The Covid-19 Bereaved Families for Justice group criticised the parliamentary report, which was released on Tuesday, as being “more interested in political arguments about whether you can bring laptops to Cobra meetings than it is in the experiences of those who tragically lost” family members to Covid-19.
When asked, for a second time, if he would apologise by presenter Kay Burley, Stephen Barclay replied: “Well no, we followed the scientific advice, we protected the NHS, we took the decisions based on the evidence before us.”
He made these comments despite the report finding that the delayed decision to lock down in spring last year was one of the “most important public health failures the United Kingdom has ever experienced”.
The 150-page parliamentary report heard from more than 50 witnesses who guided Britain’s response to the pandemic, but did not include testimony from any bereaved families.
The report concluded that the government’s early handling of Covid-19 “amounted in practice” to a pursuit of herd immunity. It also found that people needlessly died in care homes during the pandemic because the social care sector was treated as an “afterthought”.
Hannah Brady, spokesperson for Covid-19 Bereaved Families for Justice, reacted to the findings, saying: “The report manages to barely mention the over 150,000 bereaved families. Sadly, this is what we expected, as the committee explicitly refused to speak to us or any bereaved families, instead insisting they were only interested in speaking to their colleagues and friends.”
Ms Brady condemned the report as “laughable” and said it was “more interested in political arguments about whether you can bring laptops to Cobra meetings that it is in the experiences of those who tragically lost parents, partners or children to Covid-19. This is an attempt to ignore and gaslight bereaved families, who will see it as a slap in the face.”
Ms Brady argued that the report proved more than ever that any upcoming inquiry into the pandemic “must have bereaved families at its heart”.
She said: “That is the only way that the serious questions, like why families were told their loved ones were not fit for intensive care without medical assessment, or advised by 111 to keep their loved ones at home even in their dying moments or why there were even more deaths in care homes in the second wave than the first, will be answered.”
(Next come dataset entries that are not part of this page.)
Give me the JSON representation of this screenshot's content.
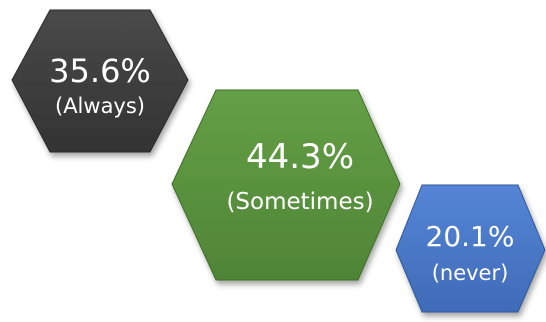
{
  "chart_data": {
    "type": "other",
    "title": "",
    "items": [
      {
        "value_text": "35.6%",
        "label": "(Always)",
        "value": 35.6,
        "color": "#3f3f3f"
      },
      {
        "value_text": "44.3%",
        "label": "(Sometimes)",
        "value": 44.3,
        "color": "#5b9440"
      },
      {
        "value_text": "20.1%",
        "label": "(never)",
        "value": 20.1,
        "color": "#4a78c8"
      }
    ]
  }
}
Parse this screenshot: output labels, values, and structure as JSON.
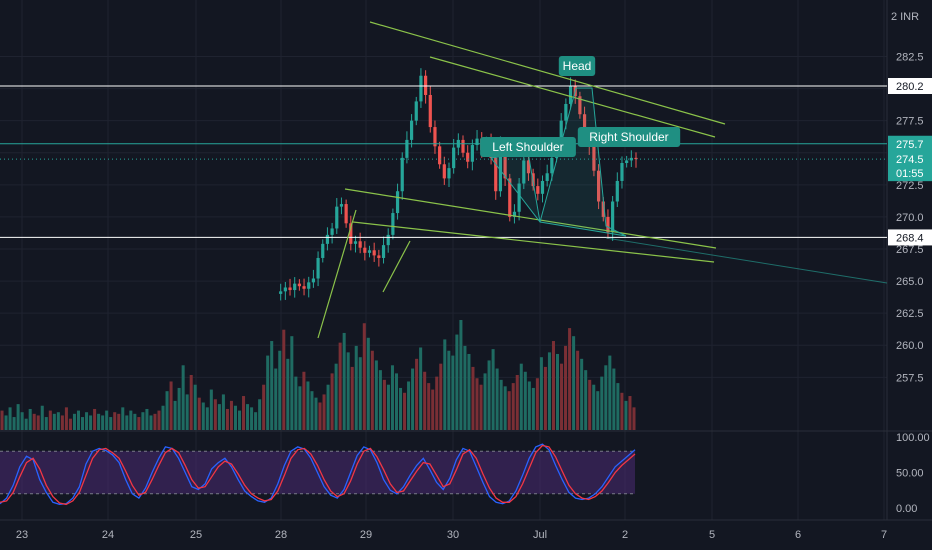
{
  "chart_data": {
    "type": "candlestick",
    "currency_label": "2 INR",
    "price_axis": {
      "ticks": [
        "282.5",
        "280.0",
        "277.5",
        "275.0",
        "272.5",
        "270.0",
        "267.5",
        "265.0",
        "262.5",
        "260.0",
        "257.5"
      ],
      "values": [
        282.5,
        280.0,
        277.5,
        275.0,
        272.5,
        270.0,
        267.5,
        265.0,
        262.5,
        260.0,
        257.5
      ],
      "ylim": [
        255.5,
        284.5
      ]
    },
    "date_axis": {
      "ticks": [
        "23",
        "24",
        "25",
        "28",
        "29",
        "30",
        "Jul",
        "2",
        "5",
        "6",
        "7"
      ]
    },
    "oscillator_axis": {
      "ticks": [
        "100.00",
        "50.00",
        "0.00"
      ],
      "values": [
        100,
        50,
        0
      ],
      "band": [
        20,
        80
      ]
    },
    "price_badges": [
      {
        "text": "280.2",
        "value": 280.2,
        "style": "white"
      },
      {
        "text": "275.7",
        "value": 275.7,
        "style": "teal"
      },
      {
        "text": "274.5",
        "value": 274.5,
        "style": "green",
        "sub": "01:55"
      },
      {
        "text": "268.4",
        "value": 268.4,
        "style": "white"
      }
    ],
    "horizontal_levels": [
      280.2,
      275.7,
      268.4
    ],
    "annotations": [
      {
        "text": "Head",
        "price": 281.5
      },
      {
        "text": "Left Shoulder",
        "price": 275.5
      },
      {
        "text": "Right Shoulder",
        "price": 276.4
      }
    ],
    "price_path": [
      264.0,
      264.2,
      264.5,
      264.3,
      264.8,
      264.6,
      264.4,
      264.9,
      265.2,
      266.8,
      267.9,
      268.6,
      269.1,
      270.8,
      271.0,
      269.5,
      267.9,
      268.1,
      267.6,
      267.2,
      267.4,
      267.0,
      266.8,
      267.8,
      268.6,
      270.3,
      272.0,
      274.6,
      276.0,
      277.5,
      279.0,
      281.0,
      279.5,
      277.0,
      275.5,
      274.1,
      273.0,
      273.8,
      275.4,
      276.0,
      275.0,
      274.3,
      275.6,
      276.1,
      275.2,
      275.9,
      274.6,
      272.0,
      275.6,
      273.0,
      270.0,
      270.4,
      272.6,
      274.4,
      273.4,
      272.4,
      271.8,
      272.8,
      273.4,
      274.6,
      275.6,
      277.5,
      278.8,
      280.2,
      279.4,
      278.0,
      276.5,
      275.5,
      273.6,
      271.2,
      270.0,
      268.8,
      271.2,
      272.8,
      274.2,
      274.4,
      274.6,
      274.5
    ],
    "volume": [
      12,
      9,
      14,
      8,
      16,
      11,
      7,
      13,
      10,
      9,
      15,
      8,
      12,
      10,
      11,
      9,
      14,
      7,
      10,
      12,
      8,
      11,
      9,
      13,
      10,
      9,
      12,
      8,
      11,
      10,
      14,
      9,
      12,
      10,
      8,
      11,
      13,
      9,
      10,
      12,
      15,
      24,
      30,
      18,
      26,
      40,
      22,
      34,
      28,
      20,
      17,
      14,
      25,
      19,
      16,
      22,
      13,
      18,
      15,
      12,
      21,
      16,
      14,
      11,
      19,
      28,
      46,
      55,
      38,
      49,
      62,
      44,
      58,
      33,
      27,
      36,
      30,
      24,
      20,
      17,
      22,
      28,
      35,
      41,
      54,
      60,
      48,
      39,
      52,
      45,
      66,
      57,
      49,
      43,
      37,
      31,
      28,
      40,
      35,
      26,
      23,
      30,
      38,
      44,
      51,
      36,
      29,
      25,
      33,
      41,
      56,
      49,
      46,
      59,
      68,
      52,
      47,
      39,
      32,
      28,
      35,
      43,
      50,
      38,
      31,
      27,
      24,
      29,
      34,
      41,
      36,
      30,
      26,
      32,
      45,
      39,
      48,
      55,
      47,
      41,
      52,
      63,
      58,
      49,
      44,
      37,
      31,
      28,
      24,
      33,
      40,
      46,
      38,
      29,
      23,
      18,
      21,
      14
    ],
    "stoch_k": [
      6,
      14,
      32,
      58,
      73,
      68,
      40,
      22,
      8,
      5,
      6,
      14,
      30,
      62,
      80,
      84,
      81,
      75,
      64,
      40,
      20,
      14,
      28,
      50,
      70,
      86,
      84,
      70,
      50,
      30,
      26,
      34,
      55,
      64,
      70,
      58,
      40,
      24,
      16,
      10,
      8,
      14,
      34,
      60,
      80,
      86,
      83,
      70,
      50,
      30,
      18,
      14,
      26,
      50,
      74,
      86,
      82,
      64,
      40,
      25,
      20,
      30,
      46,
      60,
      70,
      54,
      36,
      26,
      42,
      68,
      84,
      80,
      58,
      36,
      16,
      8,
      6,
      10,
      24,
      46,
      70,
      86,
      90,
      82,
      60,
      40,
      22,
      14,
      12,
      14,
      20,
      30,
      44,
      58,
      66,
      74,
      82
    ],
    "stoch_d": [
      8,
      10,
      22,
      44,
      64,
      70,
      55,
      32,
      16,
      7,
      5,
      10,
      22,
      46,
      70,
      82,
      84,
      78,
      70,
      52,
      32,
      18,
      22,
      40,
      60,
      78,
      84,
      78,
      60,
      40,
      28,
      30,
      44,
      58,
      66,
      62,
      48,
      32,
      20,
      14,
      10,
      12,
      24,
      46,
      70,
      82,
      84,
      76,
      60,
      40,
      24,
      16,
      20,
      38,
      62,
      80,
      84,
      72,
      54,
      34,
      22,
      24,
      38,
      52,
      64,
      62,
      46,
      30,
      34,
      54,
      76,
      82,
      70,
      48,
      28,
      14,
      8,
      8,
      16,
      34,
      56,
      78,
      88,
      86,
      72,
      52,
      32,
      20,
      14,
      12,
      16,
      24,
      36,
      50,
      60,
      68,
      76
    ]
  }
}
Mr Barclay, the chancellor of the Duchy of Lancaster, said on Tuesday morning that the inquiry should consider “what information the government [had] on something that was unprecedented. Were the decisions informed by the science at the time and do we now know different things about the pandemic to what we knew in February in 2020?”
He added: “And of course we’ve learnt a huge amount, but we did take decisions to move quickly, that is why the vaccine was deployed at pace, that was a success that the report recognises. We’re going to have an inquiry to look at the lessons to take forward to the future.”